AKEL lash out at Kasoulides while reaching out to Tassos
WITH only two candidates left in the election run off, the AKEL knives came out yesterday against DISY rival Ioannis Kasoulides. Throughout the election campaign, AKEL and DISY had focused their bile on Papadopoulos. With his ouster last Sunday and with both camps competing for DIKO’s support yesterday, AKEL fired the first shot at Kasoulides.
AKEL spokesman Andros Kyprianou defended Papadopoulos, with whom his party broke ranks last year to field their own candidate Demetris Christofias.
He said, on the other hand, that Kasoulides and DISY leader Nicos Anastassiades had been offensive in their criticism of the outgoing president.
“We may have disagreed with some of the President’s choices but we generally follow the same common course,” said Kyprianou.
“Our criticisms were soft and mainly constructive, compared to those of Messrs Anastassiades and Kasoulides.”

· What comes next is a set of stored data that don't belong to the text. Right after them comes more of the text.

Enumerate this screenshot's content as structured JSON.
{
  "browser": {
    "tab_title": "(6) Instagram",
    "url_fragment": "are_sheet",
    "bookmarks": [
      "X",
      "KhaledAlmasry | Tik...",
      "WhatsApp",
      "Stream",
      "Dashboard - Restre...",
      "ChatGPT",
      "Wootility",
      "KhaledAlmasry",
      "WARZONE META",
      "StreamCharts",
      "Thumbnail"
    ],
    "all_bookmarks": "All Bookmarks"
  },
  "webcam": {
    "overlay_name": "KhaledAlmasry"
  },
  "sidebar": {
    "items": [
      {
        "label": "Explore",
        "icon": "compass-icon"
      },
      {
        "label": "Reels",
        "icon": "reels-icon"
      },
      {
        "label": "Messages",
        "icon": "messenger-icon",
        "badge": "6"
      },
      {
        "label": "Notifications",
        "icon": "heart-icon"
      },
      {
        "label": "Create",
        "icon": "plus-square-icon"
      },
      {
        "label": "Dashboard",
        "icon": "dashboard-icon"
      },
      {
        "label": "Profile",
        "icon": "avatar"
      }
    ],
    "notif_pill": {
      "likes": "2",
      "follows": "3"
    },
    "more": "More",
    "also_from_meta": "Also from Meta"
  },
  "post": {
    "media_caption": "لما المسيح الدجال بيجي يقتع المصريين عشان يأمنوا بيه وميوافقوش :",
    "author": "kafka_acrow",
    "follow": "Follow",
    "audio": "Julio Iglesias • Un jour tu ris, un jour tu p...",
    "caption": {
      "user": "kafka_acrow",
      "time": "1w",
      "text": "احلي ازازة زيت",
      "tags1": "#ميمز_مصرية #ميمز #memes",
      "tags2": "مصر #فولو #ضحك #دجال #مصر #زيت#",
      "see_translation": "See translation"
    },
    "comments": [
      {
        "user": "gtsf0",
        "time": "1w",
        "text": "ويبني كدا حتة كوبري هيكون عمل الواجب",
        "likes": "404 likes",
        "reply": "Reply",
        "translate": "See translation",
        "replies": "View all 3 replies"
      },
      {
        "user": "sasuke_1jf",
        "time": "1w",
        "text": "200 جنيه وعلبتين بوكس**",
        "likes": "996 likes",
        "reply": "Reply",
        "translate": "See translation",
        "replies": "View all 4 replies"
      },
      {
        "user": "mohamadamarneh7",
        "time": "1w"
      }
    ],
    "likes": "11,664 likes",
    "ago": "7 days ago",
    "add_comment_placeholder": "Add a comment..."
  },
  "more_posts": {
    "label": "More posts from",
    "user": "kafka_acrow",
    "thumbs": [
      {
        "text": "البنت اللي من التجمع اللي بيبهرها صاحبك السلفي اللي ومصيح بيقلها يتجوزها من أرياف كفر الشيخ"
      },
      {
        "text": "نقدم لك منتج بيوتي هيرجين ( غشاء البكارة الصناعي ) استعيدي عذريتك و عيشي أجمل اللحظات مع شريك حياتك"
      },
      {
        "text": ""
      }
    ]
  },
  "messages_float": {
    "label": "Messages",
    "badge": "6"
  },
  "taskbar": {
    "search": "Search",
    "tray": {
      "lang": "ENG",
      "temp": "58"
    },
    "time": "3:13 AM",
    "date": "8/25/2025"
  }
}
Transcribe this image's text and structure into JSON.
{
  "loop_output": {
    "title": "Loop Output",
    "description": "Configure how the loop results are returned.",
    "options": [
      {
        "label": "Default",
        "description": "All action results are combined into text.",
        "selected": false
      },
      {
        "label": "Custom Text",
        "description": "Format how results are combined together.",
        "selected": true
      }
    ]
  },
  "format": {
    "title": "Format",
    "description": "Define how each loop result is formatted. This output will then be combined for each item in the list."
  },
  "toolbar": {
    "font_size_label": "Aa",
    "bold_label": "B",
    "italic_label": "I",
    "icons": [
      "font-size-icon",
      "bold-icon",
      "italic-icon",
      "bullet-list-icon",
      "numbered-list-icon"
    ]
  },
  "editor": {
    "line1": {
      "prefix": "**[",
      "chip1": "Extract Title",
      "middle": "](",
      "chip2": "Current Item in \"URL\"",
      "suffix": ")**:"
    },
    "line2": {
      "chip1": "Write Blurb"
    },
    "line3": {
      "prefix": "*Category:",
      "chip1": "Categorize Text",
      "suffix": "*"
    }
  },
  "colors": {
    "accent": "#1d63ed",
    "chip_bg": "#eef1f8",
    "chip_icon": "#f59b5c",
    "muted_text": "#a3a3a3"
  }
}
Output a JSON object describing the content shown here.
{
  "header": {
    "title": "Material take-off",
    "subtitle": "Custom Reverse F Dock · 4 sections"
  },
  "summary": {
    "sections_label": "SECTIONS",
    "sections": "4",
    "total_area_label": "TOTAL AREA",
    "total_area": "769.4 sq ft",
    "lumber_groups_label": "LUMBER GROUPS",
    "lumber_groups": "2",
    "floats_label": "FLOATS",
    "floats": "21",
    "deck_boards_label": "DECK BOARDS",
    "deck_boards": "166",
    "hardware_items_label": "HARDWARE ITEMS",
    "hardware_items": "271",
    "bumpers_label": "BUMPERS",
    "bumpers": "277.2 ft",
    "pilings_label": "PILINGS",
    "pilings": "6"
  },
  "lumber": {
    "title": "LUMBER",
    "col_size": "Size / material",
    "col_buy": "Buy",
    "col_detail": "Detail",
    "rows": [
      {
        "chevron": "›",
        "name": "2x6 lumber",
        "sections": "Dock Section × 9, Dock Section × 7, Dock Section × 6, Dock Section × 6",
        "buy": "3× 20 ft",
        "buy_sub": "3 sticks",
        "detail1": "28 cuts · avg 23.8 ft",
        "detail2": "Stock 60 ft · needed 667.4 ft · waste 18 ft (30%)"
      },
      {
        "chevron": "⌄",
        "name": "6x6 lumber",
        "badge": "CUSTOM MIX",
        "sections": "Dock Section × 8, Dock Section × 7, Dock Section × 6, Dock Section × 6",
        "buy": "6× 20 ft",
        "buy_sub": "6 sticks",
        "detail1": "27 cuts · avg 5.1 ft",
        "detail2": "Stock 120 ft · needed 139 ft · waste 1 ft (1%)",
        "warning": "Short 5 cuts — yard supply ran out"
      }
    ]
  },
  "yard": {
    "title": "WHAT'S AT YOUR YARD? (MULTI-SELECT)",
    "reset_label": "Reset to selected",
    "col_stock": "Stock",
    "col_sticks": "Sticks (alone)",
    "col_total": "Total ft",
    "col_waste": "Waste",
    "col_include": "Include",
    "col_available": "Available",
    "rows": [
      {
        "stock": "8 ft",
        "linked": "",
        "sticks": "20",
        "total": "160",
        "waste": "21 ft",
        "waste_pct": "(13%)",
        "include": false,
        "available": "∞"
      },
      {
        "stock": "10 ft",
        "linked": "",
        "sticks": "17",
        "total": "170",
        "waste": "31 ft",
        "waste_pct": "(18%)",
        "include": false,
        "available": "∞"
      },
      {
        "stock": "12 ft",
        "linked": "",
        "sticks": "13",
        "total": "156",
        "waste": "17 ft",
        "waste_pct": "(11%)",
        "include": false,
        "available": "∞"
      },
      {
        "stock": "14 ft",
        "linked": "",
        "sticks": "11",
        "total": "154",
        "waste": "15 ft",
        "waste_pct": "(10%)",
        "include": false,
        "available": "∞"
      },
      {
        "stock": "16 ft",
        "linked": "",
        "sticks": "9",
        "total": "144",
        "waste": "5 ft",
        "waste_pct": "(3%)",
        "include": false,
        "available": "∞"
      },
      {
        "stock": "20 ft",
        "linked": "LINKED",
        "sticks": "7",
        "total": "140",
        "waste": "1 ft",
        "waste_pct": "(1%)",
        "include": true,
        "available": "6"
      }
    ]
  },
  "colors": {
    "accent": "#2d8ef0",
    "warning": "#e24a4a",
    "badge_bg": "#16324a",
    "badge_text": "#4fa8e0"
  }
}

Kyprianou also slammed the rival camp’s handling of the Cyprus issue and reared the spectre of the hated Annan plan.
“We seek a solution that would be consistent with international and European rights as well as international conventions on human rights that will foresee the withdrawal of Turkish troops and settlers, restore the sovereignty, independence and territorial integrity of Cyprus and which will exclude the right of unilateral military intervention,” said Kyprianou.
He added the party would also accept the political equality of the two communities as determined in UN resolutions.
He then said the DISY camp would follow a different course and referred to their “thoughtless yes” to the Annan plan.
Kyprianou also attacked the economic and social policy of the opposite camp, and praised Papadopoulos’ handling of these issues, even though AKEL did not agree with everything he did. He referred to Kasoulides’ polices as “neoliberal” and indifferent to their social cost.
Kyprianou also said Kasoulides was merely a front for Anastassiades. The latter was the most powerful of the duo, and Kasoulides would have a “hypothetical presidency”, Kyprianou said.
“Others will be in charge and take all the major decisions,” he added.